Distributions Flashcards
Sampling distribution (Rozkład próbkowania)
Distribution of statistic estimates we would see if we selected many random samples using same sampling design, and computed an estimate from each.
Central Limit Theorem: CLT (Centralne twierdzenie graniczne)
With large enough probability sample size, sampling distribution of estimates will look like a normal distribution, regardless of what estimates are being computed.
z-score
A z-score measures exactly how many standard deviations above or below the mean a data point is, assuming normal distribution.
Density Curve (Funkcja gęstości prawdopodobieństwa)

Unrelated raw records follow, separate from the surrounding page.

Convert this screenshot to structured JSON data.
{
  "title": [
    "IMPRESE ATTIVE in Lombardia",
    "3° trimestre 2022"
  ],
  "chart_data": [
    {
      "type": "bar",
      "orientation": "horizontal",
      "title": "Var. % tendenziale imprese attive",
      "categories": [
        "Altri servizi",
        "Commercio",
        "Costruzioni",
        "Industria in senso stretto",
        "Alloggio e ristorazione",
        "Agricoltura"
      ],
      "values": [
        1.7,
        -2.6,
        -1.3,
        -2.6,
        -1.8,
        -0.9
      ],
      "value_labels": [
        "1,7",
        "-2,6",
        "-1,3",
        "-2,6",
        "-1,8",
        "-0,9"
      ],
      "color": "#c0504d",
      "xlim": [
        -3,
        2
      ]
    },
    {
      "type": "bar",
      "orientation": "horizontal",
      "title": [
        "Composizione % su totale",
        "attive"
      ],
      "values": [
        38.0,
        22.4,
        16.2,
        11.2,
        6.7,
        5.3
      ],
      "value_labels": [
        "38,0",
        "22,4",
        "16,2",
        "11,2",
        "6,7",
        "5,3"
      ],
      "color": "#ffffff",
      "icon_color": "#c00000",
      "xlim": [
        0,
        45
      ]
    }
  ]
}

If you draw relative frequency historgram of probability distribution with very small bins, the tops will form a density curve.

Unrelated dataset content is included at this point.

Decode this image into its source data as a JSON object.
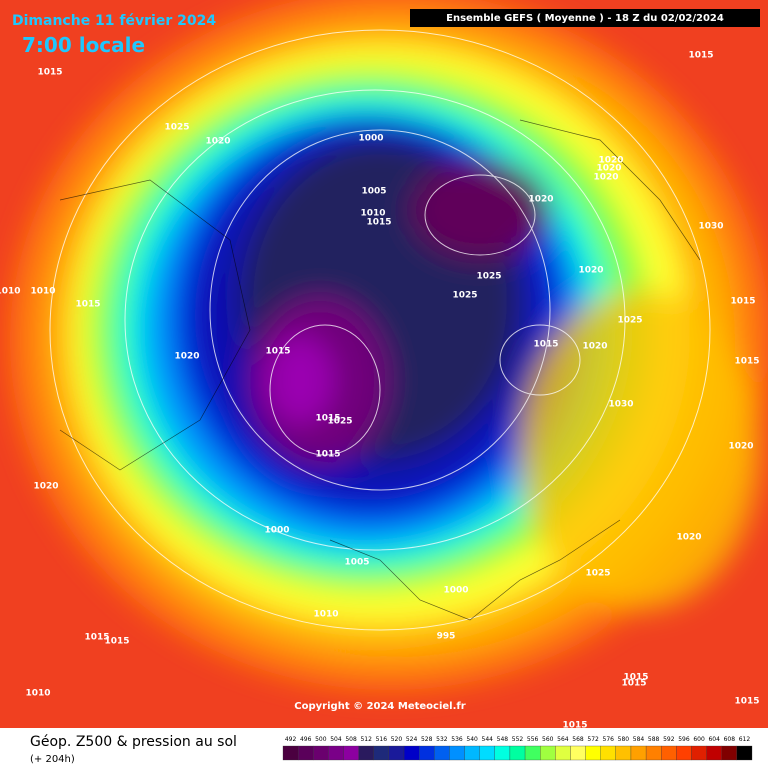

Nieujemna funkcja rzeczywista, określona dla rozkładu prawdopodobieństwa, taka że całka z tej funkcji, obliczona w odpowiednich granicach, jest równa prawdopodobieństwu wystąpienia danego zdarzenia losowego
Random Variables (Zmienna losowa)
Variable whose values depend on outcomes of a random phenomenon.
Probability Distribution (Rozkład prawdopodobieństwa)
- Function P(X) = Y
- Probability distributions describe the probability of all possible outcomes of a given variable.
Expected Value (Wartość oczekiwana)
The mean of a probability distribution.
Expected value uses probability to tell us what outcomes to expect in the long run.
Coin flip example: 0.5
Probability distribution Variance
Var = (xi - E(X))^2 * P(xi) for all xi
STD = sqrt(Var)
How addition to random variable changes mean and variance? (i.e. X + k)
Sum changes variable mean (mean + k) but does NOT change standard deviation/variance.
How multiplication of k and random variable changes mean and variance? (i.e. X * k)
Multiplication changes variable mean (mean * k) AND standard deviation/variance (k * STD)
When can we combine random variables?
Make sure that the variables are independent or that it’s reasonable to assume independence, before combining variances.
Mean (m) and Variance (v) of E(X + Y)
m = mX + mY, v = vX + vY
Mean (m) and Variance (v) of E(X - Y)
m = mX - mY, v = vX + vY
standard error
the standard deviation of a sampling distribution
What is CDF function
- Cumulative Distribution Function (CDF)
- Example: the probability of our IQ (which is the random variable X) being less than or equal to 120 (i.e. P(X ≤ 120) can be determined using the CDF.
- It gives the probability of finding the random variable at a value less than or equal to a given cutoff, ie, P(X ≤ x).